Department of Experimental and Clinical Biomedical Sciences "Mario Serio", University of Florence, Viale GB Morgagni 50, Florence 50134, Italy.
Endocrinol Metab Clin North Am. 2022 Dec;51(4):837-852. doi: 10.1016/j.ecl.2022.04.007.
Quality of life is impaired in primary hyperparathyroidism (PHPT), regardless of the severity of the disease. Clinical studies have employed different instruments, including standardized and disease-specific questionnaires, and including patients with different phenotypes of PHPT. Neuropsychiatric symptoms and decline in cognitive status are common in PHPT. Patients may complain of these issues or they can be ascertained by questionnaires; they include depression, anxiety, impaired vitality, social and emotional functions, sleep disturbances, and altered mental function.

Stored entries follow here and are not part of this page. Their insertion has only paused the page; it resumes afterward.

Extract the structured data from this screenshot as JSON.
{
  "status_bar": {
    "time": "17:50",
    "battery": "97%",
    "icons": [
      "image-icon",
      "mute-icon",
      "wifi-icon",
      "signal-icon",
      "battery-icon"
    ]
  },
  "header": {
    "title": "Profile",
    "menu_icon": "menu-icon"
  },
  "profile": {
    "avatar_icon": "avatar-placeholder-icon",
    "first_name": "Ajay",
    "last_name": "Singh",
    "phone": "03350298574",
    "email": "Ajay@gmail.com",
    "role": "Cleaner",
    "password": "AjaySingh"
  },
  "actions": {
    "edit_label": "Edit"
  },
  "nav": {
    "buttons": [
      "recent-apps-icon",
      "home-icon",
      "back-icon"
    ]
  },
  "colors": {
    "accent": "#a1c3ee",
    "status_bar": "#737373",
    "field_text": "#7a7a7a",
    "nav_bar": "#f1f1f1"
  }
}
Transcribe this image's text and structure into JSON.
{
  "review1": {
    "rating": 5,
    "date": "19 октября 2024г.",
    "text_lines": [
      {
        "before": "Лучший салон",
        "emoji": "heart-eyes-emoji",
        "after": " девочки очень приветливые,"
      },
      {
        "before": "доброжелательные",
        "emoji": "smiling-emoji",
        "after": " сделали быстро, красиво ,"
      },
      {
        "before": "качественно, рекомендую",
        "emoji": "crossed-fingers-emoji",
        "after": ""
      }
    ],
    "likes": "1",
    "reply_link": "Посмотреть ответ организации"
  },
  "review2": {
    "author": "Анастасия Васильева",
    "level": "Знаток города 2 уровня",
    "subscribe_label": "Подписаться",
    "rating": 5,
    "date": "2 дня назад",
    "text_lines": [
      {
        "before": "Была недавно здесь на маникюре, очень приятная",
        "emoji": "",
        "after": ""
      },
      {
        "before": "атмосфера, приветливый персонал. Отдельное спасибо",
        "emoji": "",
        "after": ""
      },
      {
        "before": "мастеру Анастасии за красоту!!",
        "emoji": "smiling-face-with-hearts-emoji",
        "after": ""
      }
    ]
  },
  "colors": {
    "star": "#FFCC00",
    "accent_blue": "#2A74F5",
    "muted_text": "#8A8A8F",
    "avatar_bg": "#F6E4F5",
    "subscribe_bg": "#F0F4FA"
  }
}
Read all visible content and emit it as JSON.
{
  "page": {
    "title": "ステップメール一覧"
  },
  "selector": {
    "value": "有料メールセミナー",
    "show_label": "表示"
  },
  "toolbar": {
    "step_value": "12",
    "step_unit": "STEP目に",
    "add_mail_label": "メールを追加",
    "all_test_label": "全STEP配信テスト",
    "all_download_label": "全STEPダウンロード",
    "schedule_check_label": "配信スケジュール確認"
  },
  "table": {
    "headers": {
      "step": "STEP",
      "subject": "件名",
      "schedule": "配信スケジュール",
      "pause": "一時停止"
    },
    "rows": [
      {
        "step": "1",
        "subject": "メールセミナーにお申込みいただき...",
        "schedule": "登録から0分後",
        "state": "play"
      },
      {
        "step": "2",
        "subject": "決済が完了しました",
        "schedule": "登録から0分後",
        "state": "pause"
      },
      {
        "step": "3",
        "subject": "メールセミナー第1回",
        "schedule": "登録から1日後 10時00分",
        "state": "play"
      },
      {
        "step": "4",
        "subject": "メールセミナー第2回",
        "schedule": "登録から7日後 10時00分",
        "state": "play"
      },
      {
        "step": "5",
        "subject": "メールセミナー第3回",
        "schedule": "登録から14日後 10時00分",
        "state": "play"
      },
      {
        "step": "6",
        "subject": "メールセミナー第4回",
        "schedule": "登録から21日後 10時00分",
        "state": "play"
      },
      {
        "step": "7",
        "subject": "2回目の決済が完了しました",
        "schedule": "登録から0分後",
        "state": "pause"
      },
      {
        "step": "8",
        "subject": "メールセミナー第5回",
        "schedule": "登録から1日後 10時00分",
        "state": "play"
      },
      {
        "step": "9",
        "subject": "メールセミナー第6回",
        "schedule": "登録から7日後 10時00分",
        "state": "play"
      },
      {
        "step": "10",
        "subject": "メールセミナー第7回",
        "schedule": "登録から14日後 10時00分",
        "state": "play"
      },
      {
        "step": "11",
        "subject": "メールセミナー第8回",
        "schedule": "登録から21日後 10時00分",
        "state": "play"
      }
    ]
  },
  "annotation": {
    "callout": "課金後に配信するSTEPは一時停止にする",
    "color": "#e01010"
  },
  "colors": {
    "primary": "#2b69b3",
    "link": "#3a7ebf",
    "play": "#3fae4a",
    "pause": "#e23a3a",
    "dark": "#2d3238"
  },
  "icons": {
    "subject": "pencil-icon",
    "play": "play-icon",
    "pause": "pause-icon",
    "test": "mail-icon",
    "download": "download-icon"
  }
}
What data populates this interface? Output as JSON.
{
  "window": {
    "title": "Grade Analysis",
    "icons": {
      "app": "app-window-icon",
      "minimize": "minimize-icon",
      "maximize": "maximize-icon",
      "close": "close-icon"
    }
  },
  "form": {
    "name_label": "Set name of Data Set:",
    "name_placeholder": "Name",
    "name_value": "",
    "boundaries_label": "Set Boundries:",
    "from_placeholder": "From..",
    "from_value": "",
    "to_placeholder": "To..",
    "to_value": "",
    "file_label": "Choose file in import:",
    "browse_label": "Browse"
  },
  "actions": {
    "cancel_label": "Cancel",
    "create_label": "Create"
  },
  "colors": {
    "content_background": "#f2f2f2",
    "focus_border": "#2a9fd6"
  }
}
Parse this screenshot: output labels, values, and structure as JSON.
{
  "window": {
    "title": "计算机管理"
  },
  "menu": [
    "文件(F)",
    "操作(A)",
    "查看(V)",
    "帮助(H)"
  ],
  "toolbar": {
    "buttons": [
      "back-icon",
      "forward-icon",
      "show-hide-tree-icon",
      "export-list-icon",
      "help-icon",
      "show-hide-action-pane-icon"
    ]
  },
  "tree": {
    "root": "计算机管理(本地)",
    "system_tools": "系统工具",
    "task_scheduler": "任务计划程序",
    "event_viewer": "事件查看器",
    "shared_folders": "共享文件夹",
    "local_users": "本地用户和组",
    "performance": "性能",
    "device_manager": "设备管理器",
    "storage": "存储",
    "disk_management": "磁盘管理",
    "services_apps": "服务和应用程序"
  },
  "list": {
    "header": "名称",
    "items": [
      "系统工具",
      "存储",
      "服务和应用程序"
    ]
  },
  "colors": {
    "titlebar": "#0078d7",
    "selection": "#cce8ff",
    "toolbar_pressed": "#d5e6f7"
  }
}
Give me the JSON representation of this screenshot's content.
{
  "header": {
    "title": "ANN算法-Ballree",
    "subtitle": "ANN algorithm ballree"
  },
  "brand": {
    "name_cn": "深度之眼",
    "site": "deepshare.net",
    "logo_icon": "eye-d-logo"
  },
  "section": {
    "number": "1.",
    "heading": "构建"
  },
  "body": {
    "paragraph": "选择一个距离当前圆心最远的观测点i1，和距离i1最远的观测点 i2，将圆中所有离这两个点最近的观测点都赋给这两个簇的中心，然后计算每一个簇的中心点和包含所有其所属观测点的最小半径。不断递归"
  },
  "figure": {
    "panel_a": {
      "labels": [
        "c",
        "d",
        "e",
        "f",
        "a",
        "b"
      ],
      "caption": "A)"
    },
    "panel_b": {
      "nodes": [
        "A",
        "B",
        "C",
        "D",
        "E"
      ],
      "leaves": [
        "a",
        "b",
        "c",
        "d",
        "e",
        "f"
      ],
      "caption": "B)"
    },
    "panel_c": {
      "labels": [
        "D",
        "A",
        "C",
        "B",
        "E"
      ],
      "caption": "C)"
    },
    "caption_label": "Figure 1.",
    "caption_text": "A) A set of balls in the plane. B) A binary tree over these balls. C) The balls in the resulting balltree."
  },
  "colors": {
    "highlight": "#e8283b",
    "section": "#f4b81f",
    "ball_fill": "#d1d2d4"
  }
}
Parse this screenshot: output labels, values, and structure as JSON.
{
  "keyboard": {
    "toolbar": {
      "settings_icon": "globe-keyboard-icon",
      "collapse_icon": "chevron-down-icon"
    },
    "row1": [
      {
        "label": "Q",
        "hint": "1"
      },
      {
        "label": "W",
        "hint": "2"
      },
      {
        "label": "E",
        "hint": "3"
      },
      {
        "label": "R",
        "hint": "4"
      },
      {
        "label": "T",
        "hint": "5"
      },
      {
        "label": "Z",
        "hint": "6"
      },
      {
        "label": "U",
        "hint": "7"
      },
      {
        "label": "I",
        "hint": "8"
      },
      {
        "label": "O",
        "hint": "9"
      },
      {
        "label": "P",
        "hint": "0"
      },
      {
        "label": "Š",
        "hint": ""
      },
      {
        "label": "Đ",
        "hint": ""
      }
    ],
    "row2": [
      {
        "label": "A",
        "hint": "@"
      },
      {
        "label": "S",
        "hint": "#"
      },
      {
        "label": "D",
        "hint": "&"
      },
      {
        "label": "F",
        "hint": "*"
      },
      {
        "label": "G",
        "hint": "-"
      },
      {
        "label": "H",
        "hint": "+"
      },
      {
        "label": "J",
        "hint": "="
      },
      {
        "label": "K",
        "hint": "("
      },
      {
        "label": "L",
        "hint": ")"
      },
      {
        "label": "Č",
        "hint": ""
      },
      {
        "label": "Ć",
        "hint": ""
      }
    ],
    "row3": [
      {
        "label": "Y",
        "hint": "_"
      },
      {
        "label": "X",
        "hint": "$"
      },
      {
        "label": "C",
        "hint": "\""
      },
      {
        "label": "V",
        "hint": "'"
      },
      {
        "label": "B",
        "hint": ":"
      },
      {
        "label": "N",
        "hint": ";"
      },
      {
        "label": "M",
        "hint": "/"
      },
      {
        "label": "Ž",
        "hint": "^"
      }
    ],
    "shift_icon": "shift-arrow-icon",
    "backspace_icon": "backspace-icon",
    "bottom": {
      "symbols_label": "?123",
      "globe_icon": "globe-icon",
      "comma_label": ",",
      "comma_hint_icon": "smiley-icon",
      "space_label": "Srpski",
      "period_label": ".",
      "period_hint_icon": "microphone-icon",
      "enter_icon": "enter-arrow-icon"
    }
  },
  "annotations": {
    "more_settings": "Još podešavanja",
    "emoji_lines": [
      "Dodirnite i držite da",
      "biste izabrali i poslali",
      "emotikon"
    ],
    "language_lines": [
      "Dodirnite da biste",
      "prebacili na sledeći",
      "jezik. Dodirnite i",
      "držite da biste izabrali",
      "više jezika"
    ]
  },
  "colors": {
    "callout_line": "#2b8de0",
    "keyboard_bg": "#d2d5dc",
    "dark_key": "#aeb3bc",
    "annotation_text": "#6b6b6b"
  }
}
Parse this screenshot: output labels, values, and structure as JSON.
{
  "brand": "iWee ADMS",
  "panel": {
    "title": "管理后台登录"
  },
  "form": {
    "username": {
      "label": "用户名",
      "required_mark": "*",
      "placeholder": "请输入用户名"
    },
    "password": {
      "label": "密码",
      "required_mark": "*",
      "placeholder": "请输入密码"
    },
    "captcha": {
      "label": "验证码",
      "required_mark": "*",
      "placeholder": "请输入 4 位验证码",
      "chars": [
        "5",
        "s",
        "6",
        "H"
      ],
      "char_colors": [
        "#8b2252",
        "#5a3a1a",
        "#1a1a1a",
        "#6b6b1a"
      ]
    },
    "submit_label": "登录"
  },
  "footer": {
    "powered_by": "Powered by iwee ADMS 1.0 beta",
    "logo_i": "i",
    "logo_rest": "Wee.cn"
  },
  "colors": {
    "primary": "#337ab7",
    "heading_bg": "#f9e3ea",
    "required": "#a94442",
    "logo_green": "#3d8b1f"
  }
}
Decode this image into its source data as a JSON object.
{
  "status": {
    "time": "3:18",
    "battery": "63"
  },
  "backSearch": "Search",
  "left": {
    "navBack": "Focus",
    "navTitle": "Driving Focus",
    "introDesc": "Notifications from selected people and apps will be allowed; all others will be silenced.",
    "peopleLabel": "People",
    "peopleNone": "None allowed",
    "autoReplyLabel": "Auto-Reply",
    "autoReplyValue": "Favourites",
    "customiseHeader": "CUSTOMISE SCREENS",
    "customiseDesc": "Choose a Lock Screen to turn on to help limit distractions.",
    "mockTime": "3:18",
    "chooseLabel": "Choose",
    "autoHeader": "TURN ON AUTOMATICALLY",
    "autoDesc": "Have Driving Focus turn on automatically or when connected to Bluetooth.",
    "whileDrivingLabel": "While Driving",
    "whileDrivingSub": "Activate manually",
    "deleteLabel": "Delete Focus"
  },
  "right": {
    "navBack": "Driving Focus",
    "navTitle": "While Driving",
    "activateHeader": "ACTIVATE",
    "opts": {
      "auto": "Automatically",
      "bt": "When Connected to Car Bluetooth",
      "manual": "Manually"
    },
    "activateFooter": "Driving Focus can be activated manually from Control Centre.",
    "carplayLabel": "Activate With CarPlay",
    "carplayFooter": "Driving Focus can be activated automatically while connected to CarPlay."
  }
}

Randomized controlled trials on the effects of surgical versus non-surgical treatments have collectively shown improvement in quality of life after parathyroidectomy, but results have been heterogeneous.
原发性甲状旁腺功能亢进症(PHPT)会降低生活质量,无论疾病严重程度如何。临床研究采用了不同的工具,包括标准化和特定于疾病的问卷,并纳入了具有不同 PHPT 表型的患者。神经精神症状和认知状态下降在 PHPT 中很常见。患者可能会抱怨这些问题,也可以通过问卷来确定;这些问题包括抑郁、焦虑、活力下降、社会和情感功能受损、睡眠障碍和精神功能改变。关于手术与非手术治疗效果的随机对照试验的综合结果表明,甲状旁腺切除术可改善生活质量,但结果存在异质性。